No entanto, eu reconheço: fui erroneamente ‘bem-comportado’. Talvez devesse me rebelar, como o Chico Buarque e “romper com o mundo e queimar meus navios…” Porém, não lutei pelo afeto. Simplesmente aceitei o destino como se fosse uma sina. Sendo assim, acabei paralisado diante dos medos. E o que se sabe é que os medos são implacáveis com quem os sente. Sem remorsos ou piedade, os medos arrefecem os sonhos e tomam a desavisada criatura como refém, fazendo dela mais uma vítima. Com profundo lamento, eu declaro: foi o que me ocorreu.

Também é verdade que eu tinha apenas 15 anos e era uma criança cheia de esperanças na vida. Na escola, eu frequentava o grêmio estudantil e me iniciava na luta contra a opressão do regime, a ditadura. Eram tempos difíceis! Havia muito ‘medo’ pairando no ar. Apesar dos inúmeros fantasmas que nos rondavam, aquele período foi muito rico em vivências. Lá, isso foi! 

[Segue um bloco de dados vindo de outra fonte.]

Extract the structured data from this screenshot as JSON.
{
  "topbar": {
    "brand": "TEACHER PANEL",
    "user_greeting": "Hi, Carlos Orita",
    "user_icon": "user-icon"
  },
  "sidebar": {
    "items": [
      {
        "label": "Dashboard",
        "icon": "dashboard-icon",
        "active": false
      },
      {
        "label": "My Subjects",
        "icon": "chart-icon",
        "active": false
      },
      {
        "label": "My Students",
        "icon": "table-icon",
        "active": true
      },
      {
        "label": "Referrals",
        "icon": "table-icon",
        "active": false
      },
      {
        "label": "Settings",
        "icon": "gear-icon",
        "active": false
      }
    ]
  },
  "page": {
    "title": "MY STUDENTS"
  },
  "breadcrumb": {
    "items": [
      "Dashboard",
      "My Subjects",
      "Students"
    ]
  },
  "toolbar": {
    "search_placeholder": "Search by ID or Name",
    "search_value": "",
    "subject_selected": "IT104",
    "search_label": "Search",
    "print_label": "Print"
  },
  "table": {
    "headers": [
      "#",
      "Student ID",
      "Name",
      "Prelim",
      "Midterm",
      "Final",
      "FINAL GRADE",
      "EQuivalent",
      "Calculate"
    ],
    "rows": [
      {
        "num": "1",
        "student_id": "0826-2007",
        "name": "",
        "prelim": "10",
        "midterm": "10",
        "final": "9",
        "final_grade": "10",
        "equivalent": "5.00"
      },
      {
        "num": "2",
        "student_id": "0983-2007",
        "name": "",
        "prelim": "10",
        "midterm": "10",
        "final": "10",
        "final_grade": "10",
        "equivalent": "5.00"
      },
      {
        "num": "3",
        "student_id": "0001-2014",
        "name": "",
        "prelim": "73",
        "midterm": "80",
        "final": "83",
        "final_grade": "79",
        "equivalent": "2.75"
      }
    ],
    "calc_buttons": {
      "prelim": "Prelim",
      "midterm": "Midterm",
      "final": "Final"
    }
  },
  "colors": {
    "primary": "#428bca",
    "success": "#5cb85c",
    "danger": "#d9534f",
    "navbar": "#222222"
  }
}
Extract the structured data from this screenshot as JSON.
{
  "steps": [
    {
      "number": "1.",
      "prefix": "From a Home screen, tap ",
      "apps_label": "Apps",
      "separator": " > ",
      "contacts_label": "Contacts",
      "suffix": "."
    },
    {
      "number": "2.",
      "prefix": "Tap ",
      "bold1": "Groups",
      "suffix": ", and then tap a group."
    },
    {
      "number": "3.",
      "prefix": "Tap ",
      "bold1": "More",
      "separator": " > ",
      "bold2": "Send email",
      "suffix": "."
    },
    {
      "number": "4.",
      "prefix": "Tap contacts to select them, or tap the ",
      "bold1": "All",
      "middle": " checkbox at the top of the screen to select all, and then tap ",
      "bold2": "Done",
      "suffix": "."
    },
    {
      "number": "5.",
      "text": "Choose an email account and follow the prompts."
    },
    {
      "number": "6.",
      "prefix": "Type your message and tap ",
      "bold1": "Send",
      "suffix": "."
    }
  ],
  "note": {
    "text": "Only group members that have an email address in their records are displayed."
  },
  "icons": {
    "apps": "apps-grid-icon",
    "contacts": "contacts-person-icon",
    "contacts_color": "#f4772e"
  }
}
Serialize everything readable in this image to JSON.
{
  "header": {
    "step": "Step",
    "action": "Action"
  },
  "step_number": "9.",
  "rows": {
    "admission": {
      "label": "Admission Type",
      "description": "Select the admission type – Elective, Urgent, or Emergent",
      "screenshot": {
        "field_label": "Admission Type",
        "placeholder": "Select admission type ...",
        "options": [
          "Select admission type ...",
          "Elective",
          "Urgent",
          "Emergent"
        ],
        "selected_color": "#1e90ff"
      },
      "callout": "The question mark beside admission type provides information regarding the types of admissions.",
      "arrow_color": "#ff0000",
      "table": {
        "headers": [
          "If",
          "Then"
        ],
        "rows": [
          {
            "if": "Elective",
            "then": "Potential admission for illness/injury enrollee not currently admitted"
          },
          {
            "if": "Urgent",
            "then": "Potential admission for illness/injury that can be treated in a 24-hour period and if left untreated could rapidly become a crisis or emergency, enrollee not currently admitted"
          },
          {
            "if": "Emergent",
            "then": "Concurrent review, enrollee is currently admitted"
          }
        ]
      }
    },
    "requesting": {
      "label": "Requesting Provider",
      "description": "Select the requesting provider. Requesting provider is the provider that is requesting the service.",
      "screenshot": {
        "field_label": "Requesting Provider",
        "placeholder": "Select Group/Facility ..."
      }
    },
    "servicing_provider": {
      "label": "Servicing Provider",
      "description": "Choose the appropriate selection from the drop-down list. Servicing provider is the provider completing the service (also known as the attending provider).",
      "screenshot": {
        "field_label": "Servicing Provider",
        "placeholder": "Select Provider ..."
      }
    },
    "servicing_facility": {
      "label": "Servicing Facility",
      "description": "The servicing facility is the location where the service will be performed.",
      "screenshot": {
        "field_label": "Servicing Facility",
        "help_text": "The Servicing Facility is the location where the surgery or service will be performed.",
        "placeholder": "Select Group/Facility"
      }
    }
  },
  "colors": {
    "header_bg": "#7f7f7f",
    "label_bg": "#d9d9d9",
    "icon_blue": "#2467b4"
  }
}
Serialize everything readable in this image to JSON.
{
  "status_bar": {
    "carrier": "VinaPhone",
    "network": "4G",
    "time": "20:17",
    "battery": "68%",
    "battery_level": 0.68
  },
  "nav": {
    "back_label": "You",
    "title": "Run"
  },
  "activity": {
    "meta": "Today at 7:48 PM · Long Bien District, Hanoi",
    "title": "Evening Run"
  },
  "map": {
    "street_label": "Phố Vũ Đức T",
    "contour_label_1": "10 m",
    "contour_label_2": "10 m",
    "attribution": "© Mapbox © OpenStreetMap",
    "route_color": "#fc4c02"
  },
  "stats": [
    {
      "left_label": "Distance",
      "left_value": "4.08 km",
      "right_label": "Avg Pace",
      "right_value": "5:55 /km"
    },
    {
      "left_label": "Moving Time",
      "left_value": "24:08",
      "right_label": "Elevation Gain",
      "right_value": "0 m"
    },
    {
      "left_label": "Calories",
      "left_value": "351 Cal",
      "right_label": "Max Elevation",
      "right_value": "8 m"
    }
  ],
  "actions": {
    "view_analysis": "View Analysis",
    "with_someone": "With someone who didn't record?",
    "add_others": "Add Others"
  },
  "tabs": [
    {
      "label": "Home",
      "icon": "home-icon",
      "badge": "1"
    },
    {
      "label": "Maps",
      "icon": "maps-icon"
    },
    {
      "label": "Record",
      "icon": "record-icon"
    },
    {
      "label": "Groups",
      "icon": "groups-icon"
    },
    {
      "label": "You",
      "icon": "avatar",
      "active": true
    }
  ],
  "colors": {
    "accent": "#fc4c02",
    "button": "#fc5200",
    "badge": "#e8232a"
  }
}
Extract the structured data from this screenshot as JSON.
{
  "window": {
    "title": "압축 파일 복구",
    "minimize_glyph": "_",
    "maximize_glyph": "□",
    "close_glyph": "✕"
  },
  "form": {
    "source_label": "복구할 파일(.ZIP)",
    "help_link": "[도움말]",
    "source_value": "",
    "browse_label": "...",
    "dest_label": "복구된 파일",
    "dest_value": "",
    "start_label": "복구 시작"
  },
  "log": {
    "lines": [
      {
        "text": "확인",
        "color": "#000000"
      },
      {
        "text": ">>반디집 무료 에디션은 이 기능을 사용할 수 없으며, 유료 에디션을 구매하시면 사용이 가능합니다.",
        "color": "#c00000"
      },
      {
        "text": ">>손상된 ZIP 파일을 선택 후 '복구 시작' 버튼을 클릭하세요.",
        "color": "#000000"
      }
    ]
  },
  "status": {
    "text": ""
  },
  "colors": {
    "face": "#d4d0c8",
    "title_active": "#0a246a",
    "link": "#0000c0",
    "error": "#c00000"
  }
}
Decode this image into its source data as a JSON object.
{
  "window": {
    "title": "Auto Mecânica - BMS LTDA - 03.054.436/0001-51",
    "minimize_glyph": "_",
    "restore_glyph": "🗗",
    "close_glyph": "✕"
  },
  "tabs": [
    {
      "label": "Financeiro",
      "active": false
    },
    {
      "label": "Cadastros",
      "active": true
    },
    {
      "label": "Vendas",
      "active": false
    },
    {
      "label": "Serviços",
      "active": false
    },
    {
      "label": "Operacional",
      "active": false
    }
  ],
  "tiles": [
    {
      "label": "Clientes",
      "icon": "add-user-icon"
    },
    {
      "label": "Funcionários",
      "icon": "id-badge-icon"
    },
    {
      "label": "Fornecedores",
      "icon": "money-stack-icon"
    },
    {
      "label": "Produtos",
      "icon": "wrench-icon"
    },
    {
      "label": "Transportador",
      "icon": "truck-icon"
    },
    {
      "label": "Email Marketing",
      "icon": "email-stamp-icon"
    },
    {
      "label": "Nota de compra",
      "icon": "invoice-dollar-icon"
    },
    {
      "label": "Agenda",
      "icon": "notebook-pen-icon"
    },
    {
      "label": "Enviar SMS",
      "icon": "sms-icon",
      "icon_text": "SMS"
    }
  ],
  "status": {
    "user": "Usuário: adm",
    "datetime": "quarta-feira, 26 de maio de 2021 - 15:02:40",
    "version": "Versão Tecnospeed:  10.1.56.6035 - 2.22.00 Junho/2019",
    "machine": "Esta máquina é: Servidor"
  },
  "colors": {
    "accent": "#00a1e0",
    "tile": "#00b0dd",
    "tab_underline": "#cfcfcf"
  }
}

Até que um dia, sem nenhum aviso, Belinha mudou-se de bairro. E eu nunca mais tive notícias dela, apesar das incessantes buscas que empreendi. Sofri muito, é verdade. Chorei por sua ausência e me culpei pela falta de coragem. Meu Deus, por que foi mais fácil lutar por uma causa do que por um afeto?! Por que sempre é mais fácil morrer por uma ideologia do que viver por um grande amor? Por quê?!

Pois é, minha gente. Por aí vocês podem avaliar como demorei a ‘reencontrar’ os meus afetos. Perversamente, eles se extraviaram naquele dia em que abdiquei o amor de Belinha. E o mundo teve que girar um bocado para que eu pudesse ter de volta os meus afetos perdidos. Para tanto, precisei encontrar maravilhosas criaturas no percurso. E elas, ao me ofertarem abraços, foram responsáveis por essa recuperação. De alguma forma, esta crônica é dedicada a todas as pessoas que me estenderam a mão.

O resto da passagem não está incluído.